Sambava – La production de la vanille en danger
Sambava – La production de la vanille en danger
Les gousses de vanille verte sont, cette année, de bonne qualité
04.06.2014
L’Etat a fixé la date d’ouverture de la campagne de la vanille au début du mois de juillet. Une décision qui risque de compromettre une production qui s’annonce exceptionnelle en quantité comme en qualité.

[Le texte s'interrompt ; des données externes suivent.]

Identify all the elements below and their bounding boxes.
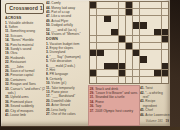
white-cell[interactable] <box>90 77 96 83</box>
white-cell[interactable] <box>111 16 117 22</box>
white-cell[interactable] <box>104 36 110 42</box>
white-cell[interactable] <box>97 9 103 15</box>
white-cell[interactable] <box>104 50 110 56</box>
white-cell[interactable] <box>133 9 139 15</box>
clue-27: 27. One of the colors <box>46 112 89 116</box>
white-cell[interactable] <box>126 22 132 28</box>
white-cell[interactable] <box>126 70 132 76</box>
white-cell[interactable] <box>147 77 153 83</box>
white-cell[interactable] <box>162 9 168 15</box>
white-cell[interactable] <box>97 56 103 62</box>
clue-54: 54. Visions of "Memoirs" <box>46 32 89 36</box>
white-cell[interactable] <box>119 43 125 49</box>
clue-33: 33. Caesar's "and others" (2 wds.) <box>5 86 45 95</box>
white-cell[interactable] <box>126 77 132 83</box>
crossword-grid[interactable] <box>89 1 169 84</box>
white-cell[interactable] <box>162 50 168 56</box>
white-cell[interactable] <box>111 43 117 49</box>
white-cell[interactable] <box>104 70 110 76</box>
white-cell[interactable] <box>104 22 110 28</box>
photo-of-crossword-page: Crossword 12 ACROSS 1. Valuable attribut… <box>0 0 180 130</box>
black-cell <box>90 2 96 8</box>
white-cell[interactable] <box>111 56 117 62</box>
white-cell[interactable] <box>133 36 139 42</box>
white-cell[interactable] <box>126 50 132 56</box>
black-cell <box>140 22 146 28</box>
white-cell[interactable] <box>147 9 153 15</box>
black-cell <box>104 63 110 69</box>
clue-37: 37. 2008 Olympic host country <box>90 108 140 112</box>
white-cell[interactable] <box>154 63 160 69</box>
white-cell[interactable] <box>162 16 168 22</box>
white-cell[interactable] <box>154 77 160 83</box>
white-cell[interactable] <box>119 77 125 83</box>
white-cell[interactable] <box>140 63 146 69</box>
white-cell[interactable] <box>154 43 160 49</box>
white-cell[interactable] <box>111 22 117 28</box>
black-cell <box>162 70 168 76</box>
white-cell[interactable] <box>133 77 139 83</box>
white-cell[interactable] <box>162 43 168 49</box>
white-cell[interactable] <box>154 9 160 15</box>
puzzle-title: Crossword 12 <box>6 4 44 11</box>
black-cell <box>154 29 160 35</box>
white-cell[interactable] <box>140 16 146 22</box>
across-clue-list: 1. Valuable attribute6. Soften11. Someth… <box>5 20 45 117</box>
white-cell[interactable] <box>147 50 153 56</box>
white-cell[interactable] <box>140 9 146 15</box>
white-cell[interactable] <box>111 77 117 83</box>
white-cell[interactable] <box>111 2 117 8</box>
white-cell[interactable] <box>97 36 103 42</box>
white-cell[interactable] <box>97 77 103 83</box>
middle-clues-column: 42. Comfy44. Money laid away45. Part of … <box>46 1 89 125</box>
white-cell[interactable] <box>154 2 160 8</box>
white-cell[interactable] <box>133 70 139 76</box>
white-cell[interactable] <box>90 43 96 49</box>
black-cell <box>154 70 160 76</box>
white-cell[interactable] <box>133 2 139 8</box>
white-cell[interactable] <box>126 29 132 35</box>
right-clues-column: 41. Twist42. "...a whirling reel"43. Rec… <box>140 86 170 117</box>
black-cell <box>104 16 110 22</box>
white-cell[interactable] <box>133 43 139 49</box>
white-cell[interactable] <box>119 16 125 22</box>
clue-41: 41. Loose limb <box>5 113 45 117</box>
white-cell[interactable] <box>140 77 146 83</box>
white-cell[interactable] <box>119 2 125 8</box>
white-cell[interactable] <box>126 63 132 69</box>
white-cell[interactable] <box>111 70 117 76</box>
across-clues-column: ACROSS 1. Valuable attribute6. Soften11.… <box>5 14 45 124</box>
white-cell[interactable] <box>119 50 125 56</box>
black-cell <box>97 50 103 56</box>
white-cell[interactable] <box>126 16 132 22</box>
black-cell <box>111 29 117 35</box>
white-cell[interactable] <box>162 22 168 28</box>
white-cell[interactable] <box>147 56 153 62</box>
white-cell[interactable] <box>111 9 117 15</box>
white-cell[interactable] <box>90 29 96 35</box>
white-cell[interactable] <box>140 36 146 42</box>
white-cell[interactable] <box>147 36 153 42</box>
photo-left-edge <box>0 0 1 130</box>
white-cell[interactable] <box>111 50 117 56</box>
down-clue-list-right: 41. Twist42. "...a whirling reel"43. Rec… <box>140 86 170 117</box>
white-cell[interactable] <box>147 2 153 8</box>
white-cell[interactable] <box>104 77 110 83</box>
white-cell[interactable] <box>104 2 110 8</box>
black-cell <box>140 56 146 62</box>
black-cell <box>126 2 132 8</box>
book-page: Crossword 12 ACROSS 1. Valuable attribut… <box>1 0 170 126</box>
white-cell[interactable] <box>90 9 96 15</box>
white-cell[interactable] <box>97 2 103 8</box>
white-cell[interactable] <box>126 56 132 62</box>
black-cell <box>162 29 168 35</box>
down-clue-list: 1. Vacation budget item2. Enjoy the slop… <box>46 41 89 116</box>
white-cell[interactable] <box>140 70 146 76</box>
white-cell[interactable] <box>111 36 117 42</box>
white-cell[interactable] <box>119 22 125 28</box>
photo-bottom-edge <box>0 127 180 130</box>
black-cell <box>119 36 125 42</box>
white-cell[interactable] <box>147 43 153 49</box>
white-cell[interactable] <box>90 36 96 42</box>
white-cell[interactable] <box>90 63 96 69</box>
white-cell[interactable] <box>140 50 146 56</box>
footer-volume: Volume 181 <box>146 119 163 123</box>
white-cell[interactable] <box>97 70 103 76</box>
white-cell[interactable] <box>162 56 168 62</box>
black-cell <box>162 36 168 42</box>
white-cell[interactable] <box>97 22 103 28</box>
white-cell[interactable] <box>97 43 103 49</box>
white-cell[interactable] <box>133 29 139 35</box>
white-cell[interactable] <box>97 29 103 35</box>
across-header: ACROSS <box>5 16 45 20</box>
black-cell <box>126 9 132 15</box>
white-cell[interactable] <box>140 29 146 35</box>
black-cell <box>133 50 139 56</box>
across-clue-list-continued: 42. Comfy44. Money laid away45. Part of … <box>46 1 89 36</box>
white-cell[interactable] <box>97 63 103 69</box>
white-cell[interactable] <box>90 56 96 62</box>
white-cell[interactable] <box>154 36 160 42</box>
white-cell[interactable] <box>147 29 153 35</box>
white-cell[interactable] <box>147 63 153 69</box>
footer-page-number: 19 <box>165 119 169 123</box>
clue-42: 42. "...a whirling reel" <box>140 90 170 99</box>
black-cell <box>119 70 125 76</box>
white-cell[interactable] <box>90 22 96 28</box>
white-cell[interactable] <box>140 43 146 49</box>
white-cell[interactable] <box>119 56 125 62</box>
white-cell[interactable] <box>154 16 160 22</box>
down-clue-list-boxed: 28. Snack and drink29. "Leave It to Beav… <box>90 86 140 112</box>
white-cell[interactable] <box>104 29 110 35</box>
white-cell[interactable] <box>147 16 153 22</box>
white-cell[interactable] <box>104 43 110 49</box>
black-cell <box>162 63 168 69</box>
black-cell <box>133 22 139 28</box>
black-cell <box>126 43 132 49</box>
white-cell[interactable] <box>154 56 160 62</box>
white-cell[interactable] <box>133 63 139 69</box>
white-cell[interactable] <box>119 29 125 35</box>
white-cell[interactable] <box>162 77 168 83</box>
white-cell[interactable] <box>162 2 168 8</box>
white-cell[interactable] <box>147 22 153 28</box>
white-cell[interactable] <box>133 56 139 62</box>
white-cell[interactable] <box>126 36 132 42</box>
down-header: DOWN <box>46 37 89 41</box>
puzzle-title-box: Crossword 12 <box>5 3 44 14</box>
white-cell[interactable] <box>97 16 103 22</box>
white-cell[interactable] <box>154 50 160 56</box>
white-cell[interactable] <box>133 16 139 22</box>
white-cell[interactable] <box>119 9 125 15</box>
black-cell <box>90 50 96 56</box>
white-cell[interactable] <box>104 9 110 15</box>
white-cell[interactable] <box>90 16 96 22</box>
white-cell[interactable] <box>104 56 110 62</box>
white-cell[interactable] <box>147 70 153 76</box>
white-cell[interactable] <box>140 2 146 8</box>
black-cell <box>119 63 125 69</box>
black-cell <box>90 70 96 76</box>
black-cell <box>111 63 117 69</box>
clue-43: 43. Recipe ingredient <box>140 99 170 108</box>
white-cell[interactable] <box>154 22 160 28</box>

L’État semble largement dépassé par la situation de la vanille dans la région SAVA (Sambava, Antalaha, Vohémar, Andapa). La date du 1er juillet, arrêtée par le ministère du Commerce et de la consommation pour débuter la campagne 2014, décale de très loin avec la réalité sur le terrain. Alors qu’il reste encore un mois avant l’ouverture fixée officiellement, les gousses de vanille verte se détériorent déjà dans les champs, faute d’être récoltées. Leurs extrémités commencent à se fendre, ce qui risque de leur faire perdre toute valeur commerciale.
C’est le cas, par exemple, dans la commune de Bemanevika qui est la plus grande zone productrice dans le district de Sambava, voire dans tout le pays. Ce qui représente près de 500 tonnes de vanille verte qui font certainement partie des meilleures qualités de Madagascar.
«Mes gousses de vanille sont arrivées à maturité depuis au moins deux semaines et je constate avec inquiétude que la quantité qui se détériore sur place, augmente de jour en jour. Je ne comprends pas pourquoi l’Etat a choisi cette date », se désespère Flav, un planteur de Bemanevika.
La vanille nécessite entre huit et neuf mois pour arriver à maturité à partir de sa floraison. Logiquement, la détermination de la date d’ouverture de la campagne, même si c’est une prérogative qui revient au ministère de tutelle, devrait se baser sur cette analyse technique. En outre, la période de floraison peut différer d’une zone à l’autre, même si elles se trouvent dans la même région, puisque tout cela est lié au climat et/ou à la situation géographique.
Dans le cas de SAVA justement, la floraison a commencé dès le début du mois de septembre 2013 pour les zones de production proche du littoral, entre autres, Sambava et Antalaha. Ce qui explique que la vanille arrive à maturité en ce début du mois de juin, sinon à la fin du mois de mai dans certains endroits comme Bemanevika. Ce n’est pas le cas pour Andapa qui se trouve à l’intérieur des terres et sur une zone montagneuse.
Il est donc évident que la période de maturité et, de ce fait, la date d’ouverture de la campagne ne peuvent pas être les mêmes pour ces zones. D’ailleurs, auparavant cette différence a toujours été prise en compte, avec l’adoption de deux dates différentes pour les zones littorales et pour celles qui se trouvent à l’intérieur des terres.
Des planteurs pénalisés
«Dans la situation actuelle, la date du 1er juillet correspond davantage à l’ouverture de la campagne à Andapa où la floraison n’a commencé qu’au mois d’octobre. Cette date ne peut donc pas être généralisée à l’échelle nationale », explique sous couvert d’anonymat un technicien de la filière.
Pour en revenir aux planteurs qui sont les premiers à être fortement pénalisés par la situation qui se présente, ils sont complètement asphyxiés. Le mois de juin est consacré à la campagne de la vanille verte, c’est-à-dire qu’ils vendent une partie de leur production non préparée pour gagner un peu d’argent en vue de la fête nationale. D’autres producteurs n’ont tout simplement pas les moyens humains et logistiques pour préparer et stocker leurs produits et sont également obligés de vendre de la vanille verte.
Aujourd’hui, avec l’ouverture tardive de la campagne, tous deviennent facilement des cibles très vulnérables pour les spéculateurs qui leur proposent d’acheter au noir et à des prix très bas leurs produits. Une autre menace guette également les planteurs, car les vols de vanille sur pied, dans les plantations, sont fréquents. Ce qui les oblige à monter la garde en permanence. «Nous sommes fatigués », se plaint l’un d’eux.
Toutes ces incertitudes tombent à une période où la filière vanille a une meilleure perspective, pour la première fois cette année après une décennie de crise. A commencer par la qualité de la production avec des gousses de vanille qui atteignent facilement vingt centimètres, du jamais vu depuis très longtemps. Le contexte du marché à l’exportation est également favorable avec la hausse des demandes de vanille naturelle par des industriels. La conséquence en est évidemment la hausse des prix qui devrait profiter à Madagascar, la Grande île fournissant plus de 80% des besoins mondiaux.